By now most of us have read an article or two (or 10) about how to increase traffic to our Web sites. Change a headline and traffic increases. Put keywords in your Web link and you get higher placement on Google. Get other sites to link to you and your page rank may rise. The basic assumption is that getting found in Google and other search engines is a good thing and that increasing traffic will result in more customers and more revenue.
But a simple question needs to be asked: How much are those SEO-generated users really worth? As usual, research is the key to the answer.
Throughout the fourth quarter of 2010, Scout Analytics profiled the relationship between frequency of visit and engagement for users at eight publishing Web sites. In the course of their research they developed four different profiles of Web site users:
- Fly-by - Someone generated by search engine optimization (SEO) who visits a site once.
- Occasional – A visitor to the site two to three times per month.
- Regular - A visitor to the site one to two times per week.
- Fan - A visitor to the site more than two times per week.
The research quantified the revenue potential of loyal visitors (fans) to a site versus fly-bys generated by SEO. While SEO was the largest source of unique visitors and added quite a lot to the unique user base, the research revealed that loyal visitors had an average revenue potential of 50:1 when compared to fly-bys. (Occasionals had an an average revenue potential of 5:1 compared to fly–bys.
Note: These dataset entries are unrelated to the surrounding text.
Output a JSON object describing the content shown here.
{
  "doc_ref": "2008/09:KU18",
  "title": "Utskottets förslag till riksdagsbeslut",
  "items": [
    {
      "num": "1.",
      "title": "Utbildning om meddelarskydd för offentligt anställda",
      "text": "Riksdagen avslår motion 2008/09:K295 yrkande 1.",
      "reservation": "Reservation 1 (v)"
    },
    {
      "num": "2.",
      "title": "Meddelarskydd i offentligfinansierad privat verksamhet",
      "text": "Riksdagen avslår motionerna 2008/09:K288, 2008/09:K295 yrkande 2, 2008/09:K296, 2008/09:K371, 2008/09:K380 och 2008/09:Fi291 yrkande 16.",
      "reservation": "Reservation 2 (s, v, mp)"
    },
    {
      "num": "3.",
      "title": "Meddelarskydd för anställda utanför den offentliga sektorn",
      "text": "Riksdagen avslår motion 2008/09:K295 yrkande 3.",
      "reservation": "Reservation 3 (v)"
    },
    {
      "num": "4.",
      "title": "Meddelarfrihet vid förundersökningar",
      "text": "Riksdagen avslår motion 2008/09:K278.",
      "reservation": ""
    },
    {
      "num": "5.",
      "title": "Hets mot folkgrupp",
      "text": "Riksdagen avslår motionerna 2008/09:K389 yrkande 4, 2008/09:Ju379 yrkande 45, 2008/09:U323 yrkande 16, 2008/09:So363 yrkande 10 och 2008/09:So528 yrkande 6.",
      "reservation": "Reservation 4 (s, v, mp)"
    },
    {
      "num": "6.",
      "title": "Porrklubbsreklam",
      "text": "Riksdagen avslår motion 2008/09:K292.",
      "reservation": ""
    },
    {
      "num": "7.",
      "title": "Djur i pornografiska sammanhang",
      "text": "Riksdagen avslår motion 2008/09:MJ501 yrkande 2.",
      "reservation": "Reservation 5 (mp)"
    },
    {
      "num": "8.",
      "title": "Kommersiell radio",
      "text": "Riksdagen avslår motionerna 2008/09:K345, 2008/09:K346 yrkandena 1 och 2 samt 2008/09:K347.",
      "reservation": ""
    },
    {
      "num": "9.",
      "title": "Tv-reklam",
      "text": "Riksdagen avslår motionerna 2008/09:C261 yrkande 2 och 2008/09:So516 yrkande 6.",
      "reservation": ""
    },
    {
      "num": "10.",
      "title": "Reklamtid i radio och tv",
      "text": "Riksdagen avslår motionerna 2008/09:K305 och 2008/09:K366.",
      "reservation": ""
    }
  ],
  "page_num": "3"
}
Regulars, 10:1.) Simply put, a site’s frequent visitors are the ones who consume the most content and generate the most revenue.
Despite all the hype about unique visitors and SEO, running a successful Web site is no different than running any other business. “Very few publishers can build a sustainable business with SEO as their core strategy,” says Matt Shanahan, senior vice president of strategy for Scout. “It’s critical to develop long-term relationships.”
So, if SEO is your Web strategy, you may want to rethink the value of attracting those visitors. Just like in fielding respondents, quality trumps quantity every time.